PAESE, Christian Louis Bonatto, Ching-Fang CHANG, Daniela KRISTEKOVÁ and Samantha A. BRUGMANN. Pharmacological intervention of the FGF-PTH axis as a potential therapeutic for craniofacial ciliopathies. DMM Disease Models and Mechanisms. Company of Biologists Ltd, 2022, vol. 15, No 8, p. 1-10. ISSN 1754-8403. Available from: https://dx.doi.org/10.1242/dmm.049611.

Basic information

• Original name: Pharmacological intervention of the FGF-PTH axis as a potential therapeutic for craniofacial ciliopathies
• Authors: PAESE, Christian Louis Bonatto, Ching-Fang CHANG, Daniela KRISTEKOVÁ (703 Slovakia, belonging to the institution) and Samantha A. BRUGMANN (guarantor).
• Edition: DMM Disease Models and Mechanisms, Company of Biologists Ltd, 2022, 1754-8403.

Other information

• Original language: English
• Type of outcome: Article in a journal
• Field of Study: 10600 1.6 Biological sciences
• Country of publisher: United Kingdom of Great Britain and Northern Ireland
• Confidentiality degree: is not subject to a state or trade secret
• WWW: URL
• Impact factor: Impact factor: 4.300
• RIV identification code: RIV/00216224:14310/22:00128055
• Organization unit: Faculty of Science
• Doi: http://dx.doi.org/10.1242/dmm.049611
• UT WoS: 000864078600001
• Keywords in English: Primary cilia; Ciliopathies; FGF; C2CD3; Micrognathia; talpid(2)
• Tags: rivok
• Tags: International impact, Reviewed

Abstract

Ciliopathies represent a disease class characterized by a broad range of phenotypes including polycystic kidneys and skeletal anomalies.
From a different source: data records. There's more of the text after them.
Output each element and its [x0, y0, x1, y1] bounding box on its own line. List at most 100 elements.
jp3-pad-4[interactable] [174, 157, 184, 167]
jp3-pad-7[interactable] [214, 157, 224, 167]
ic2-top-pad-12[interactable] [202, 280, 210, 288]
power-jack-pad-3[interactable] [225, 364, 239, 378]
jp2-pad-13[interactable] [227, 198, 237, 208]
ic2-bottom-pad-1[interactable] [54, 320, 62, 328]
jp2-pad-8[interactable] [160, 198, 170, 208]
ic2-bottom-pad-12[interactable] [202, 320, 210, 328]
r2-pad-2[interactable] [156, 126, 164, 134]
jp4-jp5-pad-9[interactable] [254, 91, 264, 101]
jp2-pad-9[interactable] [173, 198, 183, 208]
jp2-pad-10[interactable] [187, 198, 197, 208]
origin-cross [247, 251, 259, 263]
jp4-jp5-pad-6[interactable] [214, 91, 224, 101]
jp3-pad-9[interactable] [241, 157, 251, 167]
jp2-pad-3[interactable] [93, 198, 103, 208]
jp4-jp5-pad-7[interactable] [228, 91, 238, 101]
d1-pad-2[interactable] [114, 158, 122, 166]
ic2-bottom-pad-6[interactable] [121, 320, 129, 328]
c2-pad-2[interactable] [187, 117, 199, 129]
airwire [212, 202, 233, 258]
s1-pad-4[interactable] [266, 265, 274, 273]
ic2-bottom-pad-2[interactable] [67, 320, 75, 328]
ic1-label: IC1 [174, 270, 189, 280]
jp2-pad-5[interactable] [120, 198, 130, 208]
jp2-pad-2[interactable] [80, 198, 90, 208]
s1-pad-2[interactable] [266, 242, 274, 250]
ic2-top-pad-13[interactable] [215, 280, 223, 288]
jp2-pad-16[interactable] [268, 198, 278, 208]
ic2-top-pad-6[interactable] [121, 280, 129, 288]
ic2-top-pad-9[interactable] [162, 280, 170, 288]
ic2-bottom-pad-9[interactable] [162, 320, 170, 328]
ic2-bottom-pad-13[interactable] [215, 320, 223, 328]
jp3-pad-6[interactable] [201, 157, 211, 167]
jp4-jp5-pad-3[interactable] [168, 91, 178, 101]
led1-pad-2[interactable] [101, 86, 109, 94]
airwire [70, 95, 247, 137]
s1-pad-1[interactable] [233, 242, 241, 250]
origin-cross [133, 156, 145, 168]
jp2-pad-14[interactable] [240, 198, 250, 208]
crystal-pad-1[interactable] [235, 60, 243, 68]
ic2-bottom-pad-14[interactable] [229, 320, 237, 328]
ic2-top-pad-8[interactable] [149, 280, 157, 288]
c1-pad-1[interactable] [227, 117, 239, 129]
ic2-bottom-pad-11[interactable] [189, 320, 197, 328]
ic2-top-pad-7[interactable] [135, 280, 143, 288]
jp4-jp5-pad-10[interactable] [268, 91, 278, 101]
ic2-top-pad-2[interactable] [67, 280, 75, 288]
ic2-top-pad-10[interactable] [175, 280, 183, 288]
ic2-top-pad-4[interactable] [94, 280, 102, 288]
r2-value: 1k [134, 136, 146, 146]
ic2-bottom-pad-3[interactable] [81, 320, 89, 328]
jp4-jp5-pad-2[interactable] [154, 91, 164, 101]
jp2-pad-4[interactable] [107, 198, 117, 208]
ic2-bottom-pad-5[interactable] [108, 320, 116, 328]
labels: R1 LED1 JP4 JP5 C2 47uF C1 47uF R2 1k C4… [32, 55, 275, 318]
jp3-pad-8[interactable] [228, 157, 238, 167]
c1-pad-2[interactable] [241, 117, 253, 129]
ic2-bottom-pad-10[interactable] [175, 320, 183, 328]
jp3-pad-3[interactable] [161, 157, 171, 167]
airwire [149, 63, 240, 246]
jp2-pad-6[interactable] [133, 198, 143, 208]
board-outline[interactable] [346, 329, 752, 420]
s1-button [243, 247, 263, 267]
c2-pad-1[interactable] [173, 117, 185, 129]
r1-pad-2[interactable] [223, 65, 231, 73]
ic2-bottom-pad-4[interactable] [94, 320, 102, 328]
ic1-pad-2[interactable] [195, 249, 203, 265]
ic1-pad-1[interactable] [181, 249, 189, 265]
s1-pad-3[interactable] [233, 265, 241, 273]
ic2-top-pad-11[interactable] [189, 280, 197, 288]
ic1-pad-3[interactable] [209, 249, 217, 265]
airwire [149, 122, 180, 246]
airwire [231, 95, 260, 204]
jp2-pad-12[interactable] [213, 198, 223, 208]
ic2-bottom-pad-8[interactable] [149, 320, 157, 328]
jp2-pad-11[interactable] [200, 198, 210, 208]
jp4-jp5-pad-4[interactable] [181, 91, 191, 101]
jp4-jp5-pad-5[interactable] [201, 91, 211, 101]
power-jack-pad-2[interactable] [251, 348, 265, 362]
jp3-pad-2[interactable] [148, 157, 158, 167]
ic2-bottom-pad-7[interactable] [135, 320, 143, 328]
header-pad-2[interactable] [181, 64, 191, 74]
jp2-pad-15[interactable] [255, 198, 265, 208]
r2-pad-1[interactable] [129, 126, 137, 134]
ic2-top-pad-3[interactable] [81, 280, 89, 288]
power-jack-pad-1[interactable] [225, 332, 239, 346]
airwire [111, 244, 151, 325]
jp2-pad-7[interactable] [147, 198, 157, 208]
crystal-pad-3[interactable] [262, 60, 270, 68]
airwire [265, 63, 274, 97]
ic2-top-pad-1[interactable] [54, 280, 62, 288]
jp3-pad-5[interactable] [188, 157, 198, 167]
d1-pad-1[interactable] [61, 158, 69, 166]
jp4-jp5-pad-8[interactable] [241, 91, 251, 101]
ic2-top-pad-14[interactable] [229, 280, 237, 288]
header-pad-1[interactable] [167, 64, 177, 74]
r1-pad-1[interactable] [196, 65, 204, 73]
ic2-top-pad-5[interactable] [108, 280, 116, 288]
Ciliopathic skeletal phenotypes are among the most common and most difficult to treat due to a poor understanding of the pathological mechanisms leading to disease. Using an avian model (talpid2) for a human ciliopathy with both kidney and skeletal anomalies (orofaciodigital syndrome 14), we identified disruptions in the FGF23–PTH axis that resulted in reduced calcium uptake in the developing mandible and subsequent micrognathia. Although pharmacological intervention with the U.S. Food and Drug Administration (FDA)-approved pan-FGFR inhibitor AZD4547 alone rescued expression of the FGF target SPRY2, it did not significantly rescue micrognathia. In contrast, treatment with a cocktail of AZD4547 and teriparatide acetate, a PTH agonist and FDA-approved treatment for osteoporosis, resulted in molecular, cellular and phenotypic rescue of ciliopathic micrognathia in talpid2 mutants. Together, these data provide novel insight into pathological molecular mechanisms associated with ciliopathic skeletal phenotypes and a potential therapeutic strategy for a pleiotropic disease class with limited to no treatment options.